American politician (1816-1880)

John Chandler Rafferty (December 29, 1816 – December 31, 1880) was an American politician from New Jersey.

==Early life==
John Chandler Rafferty was born on December 29, 1816, in Woodbury, New Jersey, to William Rafferty. His father was an Ireland-born reverend and served as principal of St. John's College in Annapolis, Maryland. His mother's maiden name was Chandler. He was prepared for college in Pittsfield, Massachusetts. He graduated from Yale College in 1835 with a Bachelor of Arts. He then attended lectures at Harvard Law School from 1837 to 1838 and studied law in New York City under A. D. Logan or O. W. Ogden, sources differ. He was admitted to the bar in New York City in 1838.

==Career==
Rafferty moved to New Germantown, New Jersey, and took up residence at Barnet Hall, the home of his father-in-law, and engaged in agriculture and milling. In 1853, he was admitted to the bar in New Jersey.
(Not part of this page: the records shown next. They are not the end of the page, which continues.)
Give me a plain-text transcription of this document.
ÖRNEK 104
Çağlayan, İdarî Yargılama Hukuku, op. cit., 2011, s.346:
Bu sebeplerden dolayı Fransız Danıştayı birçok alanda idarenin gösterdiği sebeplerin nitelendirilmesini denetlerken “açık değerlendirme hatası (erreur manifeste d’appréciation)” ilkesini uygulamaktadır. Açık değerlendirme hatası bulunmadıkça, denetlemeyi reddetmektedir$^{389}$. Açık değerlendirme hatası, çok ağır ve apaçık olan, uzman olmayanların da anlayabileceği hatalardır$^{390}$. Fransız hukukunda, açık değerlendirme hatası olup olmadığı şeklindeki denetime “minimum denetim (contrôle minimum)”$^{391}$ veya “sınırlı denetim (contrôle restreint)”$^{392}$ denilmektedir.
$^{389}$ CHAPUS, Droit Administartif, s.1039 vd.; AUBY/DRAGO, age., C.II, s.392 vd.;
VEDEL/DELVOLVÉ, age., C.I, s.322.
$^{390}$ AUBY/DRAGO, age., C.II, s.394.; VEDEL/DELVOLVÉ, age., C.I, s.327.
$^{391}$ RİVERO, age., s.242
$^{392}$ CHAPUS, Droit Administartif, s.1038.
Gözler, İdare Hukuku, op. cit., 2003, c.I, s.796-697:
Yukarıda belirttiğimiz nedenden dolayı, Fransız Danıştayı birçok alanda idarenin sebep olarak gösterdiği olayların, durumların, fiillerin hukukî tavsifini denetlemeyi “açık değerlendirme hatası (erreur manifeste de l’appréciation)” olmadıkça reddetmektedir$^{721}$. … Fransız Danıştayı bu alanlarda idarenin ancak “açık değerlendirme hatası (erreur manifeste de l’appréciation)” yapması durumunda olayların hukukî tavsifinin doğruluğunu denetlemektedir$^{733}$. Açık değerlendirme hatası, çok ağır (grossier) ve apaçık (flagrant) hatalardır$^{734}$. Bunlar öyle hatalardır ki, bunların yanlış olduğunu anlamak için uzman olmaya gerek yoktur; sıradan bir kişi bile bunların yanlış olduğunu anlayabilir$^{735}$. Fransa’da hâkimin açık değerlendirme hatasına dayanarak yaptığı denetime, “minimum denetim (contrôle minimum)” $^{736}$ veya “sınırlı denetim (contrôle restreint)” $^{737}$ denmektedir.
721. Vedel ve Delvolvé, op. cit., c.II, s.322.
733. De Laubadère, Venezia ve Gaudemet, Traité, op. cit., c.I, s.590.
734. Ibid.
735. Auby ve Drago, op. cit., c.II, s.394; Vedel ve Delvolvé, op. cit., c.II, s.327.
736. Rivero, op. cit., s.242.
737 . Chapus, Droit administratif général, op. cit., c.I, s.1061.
Rafferty was a Democrat. In 1855, Rafferty was elected to the New Jersey Senate to represent Hunterdon County and served in that role until 1859. He was elected as secretary of the senate of New Jersey from 1859 to 1860 and in 1860 was elected again to the New Jersey Senate. He was a delegate of the 1860 Democratic National Convention.

In 1862, Rafferty moved to Flemington and practiced law there. In 1863, he became licensed as a counselor and was appointed by governor Joel Parker as military agent for New Jersey in the American Civil War. He served in that role for three years in Washington, D.C., until March 1866. From 1867 to 1869, he was county superintendent of schools in Hunterdon County. In 1870, he served again as secretary of the senate. In 1872, he was appointed to fill a vacancy in the Court of Common Pleas. In 1877, he became prosecutor of the pleas for Hunterdon County. He served in that role until his death.

==Personal life==
Rafferty married Laura E. Ogden, daughter of Oliver Wayne Ogden, in 1841. They had two sons and two daughters, William A., Ogden, Mary, and Mrs. George H. Ross. His wife died in 1864. He lived near New Germantown from 1841 to 1862. In 1862, he moved to Flemington, New Jersey. In May 1874, he became affiliated with the Presbyterian church.

Rafferty died on December 31, 1880, at his home in Flemington.